Qualche anno fa ho chiesto al caporeparto del più grande ospedale pediatrico di Roma come si spiegava il fenomeno. Mi ha detto che non era impossibile che la bambina, che stava poppando, sia stata isolata dalla forza del succhio al seno della madre; ciò avrebbe limitato l’assorbimento del gas mortale.

Biografia

Shlomo Venezia, nato a Salonicco nel 1923 e morto a Roma nel 2012, è stato un importante testimone dei campi di sterminio nazisti. Deportato nel 1944 ad Auschwitz-Birkenau, fu obbligato a lavorare nei Sonderkommando, squadre speciali composte da prigionieri e destinate alle operazioni di smaltimento e cremazione dei corpi dei deportati uccisi con il gas. I componenti di queste squadre venivano periodicamente soppressi per mantenere il segreto circa lo svolgimento delle operazioni: la squadra successiva, come primo incarico, bruciava i cadaveri dei predecessori. Venezia fu uno dei pochi sopravvissuti: l’unico in Italia, una dozzina in tutto il mondo.

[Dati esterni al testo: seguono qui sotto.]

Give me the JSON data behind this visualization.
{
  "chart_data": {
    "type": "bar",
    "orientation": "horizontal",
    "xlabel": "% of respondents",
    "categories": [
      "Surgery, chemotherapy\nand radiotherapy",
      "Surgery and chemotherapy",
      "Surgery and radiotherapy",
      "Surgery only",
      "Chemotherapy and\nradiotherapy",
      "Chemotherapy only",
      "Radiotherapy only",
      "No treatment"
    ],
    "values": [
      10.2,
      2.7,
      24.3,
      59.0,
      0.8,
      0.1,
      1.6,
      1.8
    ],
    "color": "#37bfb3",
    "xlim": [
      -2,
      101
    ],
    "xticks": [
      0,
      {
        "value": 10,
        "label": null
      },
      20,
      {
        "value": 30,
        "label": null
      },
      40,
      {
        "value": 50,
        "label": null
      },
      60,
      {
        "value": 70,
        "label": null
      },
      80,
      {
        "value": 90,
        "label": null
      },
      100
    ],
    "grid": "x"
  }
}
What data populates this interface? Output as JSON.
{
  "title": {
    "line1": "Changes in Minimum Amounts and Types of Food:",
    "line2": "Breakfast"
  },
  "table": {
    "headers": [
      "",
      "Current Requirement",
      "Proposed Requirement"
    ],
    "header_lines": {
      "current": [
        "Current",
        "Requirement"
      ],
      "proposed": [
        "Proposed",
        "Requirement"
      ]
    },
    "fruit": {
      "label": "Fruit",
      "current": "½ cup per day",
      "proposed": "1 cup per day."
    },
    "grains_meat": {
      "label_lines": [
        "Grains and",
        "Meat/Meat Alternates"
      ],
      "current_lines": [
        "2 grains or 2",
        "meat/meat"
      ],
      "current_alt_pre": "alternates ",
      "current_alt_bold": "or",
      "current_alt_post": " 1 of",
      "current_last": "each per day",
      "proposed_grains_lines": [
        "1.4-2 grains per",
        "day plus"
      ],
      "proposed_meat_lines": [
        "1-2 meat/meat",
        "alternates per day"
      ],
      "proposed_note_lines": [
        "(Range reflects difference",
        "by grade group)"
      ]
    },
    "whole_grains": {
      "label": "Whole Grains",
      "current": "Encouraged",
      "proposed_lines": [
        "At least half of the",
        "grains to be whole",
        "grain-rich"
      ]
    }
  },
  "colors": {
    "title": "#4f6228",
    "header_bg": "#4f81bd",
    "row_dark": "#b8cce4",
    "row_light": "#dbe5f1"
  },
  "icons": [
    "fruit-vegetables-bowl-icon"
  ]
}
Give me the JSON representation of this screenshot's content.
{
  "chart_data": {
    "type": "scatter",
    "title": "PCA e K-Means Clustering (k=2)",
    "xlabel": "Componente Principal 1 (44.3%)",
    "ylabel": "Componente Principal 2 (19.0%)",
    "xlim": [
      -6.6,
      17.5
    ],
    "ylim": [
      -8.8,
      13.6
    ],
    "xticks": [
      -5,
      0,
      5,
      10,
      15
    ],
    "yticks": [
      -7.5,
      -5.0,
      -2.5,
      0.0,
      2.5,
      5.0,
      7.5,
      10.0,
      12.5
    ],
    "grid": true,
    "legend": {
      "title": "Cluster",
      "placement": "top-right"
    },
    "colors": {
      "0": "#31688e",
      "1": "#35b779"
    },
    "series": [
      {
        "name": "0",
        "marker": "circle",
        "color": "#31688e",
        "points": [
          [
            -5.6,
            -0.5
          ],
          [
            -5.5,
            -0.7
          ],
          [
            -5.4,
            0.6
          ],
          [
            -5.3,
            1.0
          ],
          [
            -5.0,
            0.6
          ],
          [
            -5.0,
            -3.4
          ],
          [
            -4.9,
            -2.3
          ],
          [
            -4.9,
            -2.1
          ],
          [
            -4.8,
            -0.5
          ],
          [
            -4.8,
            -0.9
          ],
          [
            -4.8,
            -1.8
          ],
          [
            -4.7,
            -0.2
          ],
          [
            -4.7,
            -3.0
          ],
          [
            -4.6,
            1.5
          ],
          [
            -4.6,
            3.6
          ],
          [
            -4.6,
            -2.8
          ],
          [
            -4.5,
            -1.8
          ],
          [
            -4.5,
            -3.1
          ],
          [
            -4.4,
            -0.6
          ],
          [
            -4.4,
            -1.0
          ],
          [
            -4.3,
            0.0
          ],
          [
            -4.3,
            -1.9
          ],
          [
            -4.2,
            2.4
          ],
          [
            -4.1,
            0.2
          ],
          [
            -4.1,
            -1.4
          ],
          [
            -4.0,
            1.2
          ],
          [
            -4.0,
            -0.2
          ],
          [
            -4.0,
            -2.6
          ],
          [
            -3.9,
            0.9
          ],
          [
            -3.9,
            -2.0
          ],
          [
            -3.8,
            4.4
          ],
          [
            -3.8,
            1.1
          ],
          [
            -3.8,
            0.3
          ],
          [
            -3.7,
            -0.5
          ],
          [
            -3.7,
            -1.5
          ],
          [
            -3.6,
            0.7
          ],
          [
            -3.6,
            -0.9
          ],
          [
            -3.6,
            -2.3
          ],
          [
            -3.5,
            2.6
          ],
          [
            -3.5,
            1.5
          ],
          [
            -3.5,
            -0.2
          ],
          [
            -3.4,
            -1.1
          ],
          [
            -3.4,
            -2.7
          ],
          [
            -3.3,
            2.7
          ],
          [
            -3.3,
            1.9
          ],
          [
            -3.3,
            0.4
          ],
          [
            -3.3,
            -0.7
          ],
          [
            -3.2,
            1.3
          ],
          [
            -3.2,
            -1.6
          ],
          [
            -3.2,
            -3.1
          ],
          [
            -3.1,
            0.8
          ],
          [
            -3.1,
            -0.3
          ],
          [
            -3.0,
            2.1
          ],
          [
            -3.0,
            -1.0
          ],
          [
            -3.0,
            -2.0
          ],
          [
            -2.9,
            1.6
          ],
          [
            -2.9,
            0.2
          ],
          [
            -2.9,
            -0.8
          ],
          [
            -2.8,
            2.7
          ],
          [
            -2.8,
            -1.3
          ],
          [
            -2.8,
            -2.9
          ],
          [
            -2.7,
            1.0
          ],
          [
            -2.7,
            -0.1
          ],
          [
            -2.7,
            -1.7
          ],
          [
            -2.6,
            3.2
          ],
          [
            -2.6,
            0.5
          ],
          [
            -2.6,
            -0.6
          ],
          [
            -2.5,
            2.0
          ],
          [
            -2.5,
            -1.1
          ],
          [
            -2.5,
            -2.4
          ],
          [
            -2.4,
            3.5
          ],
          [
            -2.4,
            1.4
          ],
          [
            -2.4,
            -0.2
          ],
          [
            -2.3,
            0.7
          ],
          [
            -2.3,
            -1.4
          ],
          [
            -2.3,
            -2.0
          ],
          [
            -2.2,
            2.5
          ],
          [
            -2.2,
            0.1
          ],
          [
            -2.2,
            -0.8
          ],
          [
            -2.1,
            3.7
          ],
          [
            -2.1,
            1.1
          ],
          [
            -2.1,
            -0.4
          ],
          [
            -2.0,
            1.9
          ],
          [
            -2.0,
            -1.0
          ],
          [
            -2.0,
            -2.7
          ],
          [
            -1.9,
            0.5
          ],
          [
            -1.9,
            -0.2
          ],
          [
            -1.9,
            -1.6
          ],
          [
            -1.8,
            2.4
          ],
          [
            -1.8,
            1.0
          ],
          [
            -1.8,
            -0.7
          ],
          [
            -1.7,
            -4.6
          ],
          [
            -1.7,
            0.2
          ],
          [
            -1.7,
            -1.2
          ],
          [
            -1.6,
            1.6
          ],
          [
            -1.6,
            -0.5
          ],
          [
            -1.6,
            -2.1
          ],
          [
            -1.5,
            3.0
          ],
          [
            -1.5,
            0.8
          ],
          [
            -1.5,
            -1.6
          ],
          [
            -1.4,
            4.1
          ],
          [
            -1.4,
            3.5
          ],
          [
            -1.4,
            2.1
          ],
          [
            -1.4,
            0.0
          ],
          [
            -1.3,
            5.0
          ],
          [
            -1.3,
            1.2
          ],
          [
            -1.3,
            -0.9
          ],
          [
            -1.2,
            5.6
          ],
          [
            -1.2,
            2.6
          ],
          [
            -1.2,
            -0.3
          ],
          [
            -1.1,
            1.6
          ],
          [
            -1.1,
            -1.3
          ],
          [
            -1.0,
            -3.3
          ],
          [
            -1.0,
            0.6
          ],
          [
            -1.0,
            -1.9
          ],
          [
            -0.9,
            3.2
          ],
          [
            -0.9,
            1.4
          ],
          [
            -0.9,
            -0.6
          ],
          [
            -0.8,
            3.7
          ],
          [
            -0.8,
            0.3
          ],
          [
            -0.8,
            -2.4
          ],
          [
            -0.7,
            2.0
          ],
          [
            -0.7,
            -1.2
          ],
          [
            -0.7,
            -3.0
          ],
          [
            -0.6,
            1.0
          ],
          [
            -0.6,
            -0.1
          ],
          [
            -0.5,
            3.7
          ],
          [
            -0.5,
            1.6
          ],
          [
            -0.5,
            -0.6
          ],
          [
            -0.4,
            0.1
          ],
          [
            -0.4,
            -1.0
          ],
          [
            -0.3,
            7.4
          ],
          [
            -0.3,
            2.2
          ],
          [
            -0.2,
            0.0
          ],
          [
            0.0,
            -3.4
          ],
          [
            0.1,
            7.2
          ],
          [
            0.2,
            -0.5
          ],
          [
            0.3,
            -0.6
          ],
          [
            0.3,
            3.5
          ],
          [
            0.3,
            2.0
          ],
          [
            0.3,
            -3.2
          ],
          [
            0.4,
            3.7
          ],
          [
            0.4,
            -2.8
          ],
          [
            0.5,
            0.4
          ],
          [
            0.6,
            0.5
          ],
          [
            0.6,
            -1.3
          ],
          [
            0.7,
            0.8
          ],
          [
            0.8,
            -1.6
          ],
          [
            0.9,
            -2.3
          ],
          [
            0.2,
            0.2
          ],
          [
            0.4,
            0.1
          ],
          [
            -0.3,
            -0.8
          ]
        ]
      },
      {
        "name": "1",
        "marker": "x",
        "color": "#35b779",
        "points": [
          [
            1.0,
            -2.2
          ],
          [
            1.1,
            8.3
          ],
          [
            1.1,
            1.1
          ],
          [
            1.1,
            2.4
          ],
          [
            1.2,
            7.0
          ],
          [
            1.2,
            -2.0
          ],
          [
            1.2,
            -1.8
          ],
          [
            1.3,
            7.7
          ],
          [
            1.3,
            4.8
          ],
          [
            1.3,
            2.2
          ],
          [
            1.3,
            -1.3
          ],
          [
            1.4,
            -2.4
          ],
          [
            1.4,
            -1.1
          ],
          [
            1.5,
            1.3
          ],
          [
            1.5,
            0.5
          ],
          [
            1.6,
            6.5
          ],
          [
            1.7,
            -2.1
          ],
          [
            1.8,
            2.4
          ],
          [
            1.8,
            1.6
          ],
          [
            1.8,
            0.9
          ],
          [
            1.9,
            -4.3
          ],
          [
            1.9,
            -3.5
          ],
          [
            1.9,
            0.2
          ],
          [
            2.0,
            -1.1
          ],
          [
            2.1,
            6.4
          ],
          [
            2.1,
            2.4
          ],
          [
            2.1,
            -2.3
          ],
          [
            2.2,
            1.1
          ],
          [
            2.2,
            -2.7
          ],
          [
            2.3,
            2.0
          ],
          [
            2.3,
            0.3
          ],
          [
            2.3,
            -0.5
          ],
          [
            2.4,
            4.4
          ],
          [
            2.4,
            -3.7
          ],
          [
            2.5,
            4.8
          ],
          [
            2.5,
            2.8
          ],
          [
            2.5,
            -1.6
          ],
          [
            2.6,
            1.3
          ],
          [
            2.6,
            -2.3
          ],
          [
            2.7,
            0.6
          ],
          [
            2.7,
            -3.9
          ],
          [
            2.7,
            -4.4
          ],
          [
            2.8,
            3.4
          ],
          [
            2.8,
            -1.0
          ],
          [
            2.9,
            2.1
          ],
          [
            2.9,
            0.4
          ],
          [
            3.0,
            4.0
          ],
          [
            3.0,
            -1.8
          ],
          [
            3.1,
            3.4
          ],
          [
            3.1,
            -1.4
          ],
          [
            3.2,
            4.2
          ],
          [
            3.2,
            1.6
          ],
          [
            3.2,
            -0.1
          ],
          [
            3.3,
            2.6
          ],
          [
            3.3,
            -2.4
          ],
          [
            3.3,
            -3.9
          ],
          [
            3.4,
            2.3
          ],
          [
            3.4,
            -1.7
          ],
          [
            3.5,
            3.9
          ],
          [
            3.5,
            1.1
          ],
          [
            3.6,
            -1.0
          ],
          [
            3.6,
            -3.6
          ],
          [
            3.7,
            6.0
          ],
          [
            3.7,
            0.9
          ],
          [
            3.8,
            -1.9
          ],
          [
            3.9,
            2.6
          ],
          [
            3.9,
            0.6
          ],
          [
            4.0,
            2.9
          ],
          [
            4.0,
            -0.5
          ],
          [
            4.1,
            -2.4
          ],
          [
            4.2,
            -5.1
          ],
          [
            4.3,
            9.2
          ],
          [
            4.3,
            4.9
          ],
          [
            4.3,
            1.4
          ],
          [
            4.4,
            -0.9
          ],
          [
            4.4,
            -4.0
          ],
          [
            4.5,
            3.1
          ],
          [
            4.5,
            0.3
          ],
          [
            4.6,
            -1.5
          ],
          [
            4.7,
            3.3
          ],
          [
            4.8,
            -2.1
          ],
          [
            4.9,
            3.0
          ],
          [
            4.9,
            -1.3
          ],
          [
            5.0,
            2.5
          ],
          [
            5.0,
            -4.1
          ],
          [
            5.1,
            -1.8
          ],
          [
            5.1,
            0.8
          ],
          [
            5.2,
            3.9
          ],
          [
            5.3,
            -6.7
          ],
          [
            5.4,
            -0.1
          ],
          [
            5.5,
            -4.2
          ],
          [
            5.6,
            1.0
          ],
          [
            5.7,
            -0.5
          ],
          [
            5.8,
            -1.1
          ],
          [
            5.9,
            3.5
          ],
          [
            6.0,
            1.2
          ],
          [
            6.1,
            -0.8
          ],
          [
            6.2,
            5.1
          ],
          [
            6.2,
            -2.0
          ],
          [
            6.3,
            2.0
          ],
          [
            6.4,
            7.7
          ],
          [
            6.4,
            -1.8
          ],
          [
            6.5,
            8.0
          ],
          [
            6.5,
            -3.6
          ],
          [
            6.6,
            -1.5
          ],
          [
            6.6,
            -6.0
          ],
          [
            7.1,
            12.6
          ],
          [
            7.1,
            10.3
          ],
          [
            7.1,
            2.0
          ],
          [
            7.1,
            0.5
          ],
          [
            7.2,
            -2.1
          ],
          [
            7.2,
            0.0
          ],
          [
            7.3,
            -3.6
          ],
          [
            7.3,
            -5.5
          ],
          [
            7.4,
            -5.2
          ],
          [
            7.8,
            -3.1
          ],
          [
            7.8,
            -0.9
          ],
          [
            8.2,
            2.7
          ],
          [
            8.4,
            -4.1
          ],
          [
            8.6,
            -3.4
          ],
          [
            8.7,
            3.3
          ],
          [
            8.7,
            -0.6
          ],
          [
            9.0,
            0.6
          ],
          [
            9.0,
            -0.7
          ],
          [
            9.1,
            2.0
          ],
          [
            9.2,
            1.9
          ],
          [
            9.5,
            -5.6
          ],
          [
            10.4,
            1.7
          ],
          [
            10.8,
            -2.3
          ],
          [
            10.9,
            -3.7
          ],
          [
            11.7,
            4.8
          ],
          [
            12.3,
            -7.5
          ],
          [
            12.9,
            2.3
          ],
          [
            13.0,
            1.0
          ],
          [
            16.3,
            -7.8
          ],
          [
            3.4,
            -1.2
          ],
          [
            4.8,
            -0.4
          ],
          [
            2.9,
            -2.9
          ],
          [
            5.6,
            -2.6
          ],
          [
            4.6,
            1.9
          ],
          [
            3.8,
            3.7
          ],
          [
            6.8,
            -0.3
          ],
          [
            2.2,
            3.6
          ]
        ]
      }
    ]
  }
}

La spaventosa realtà vissuta nel lager lo portò a una profonda sofferenza interiore e a un silenzio durato più di quarant’anni, anche per il tremendo senso di colpa. Venezia trovò la forza di superare il riserbo nel corso degli anni Novanta, cominciando a raccontare quanto aveva sofferto e arrivando, nel 2007, alla pubblicazione di “Sonderkommando Auschwitz”, una delle testimonianze più sconvolgenti sulle atrocità compiute durante la Shoah.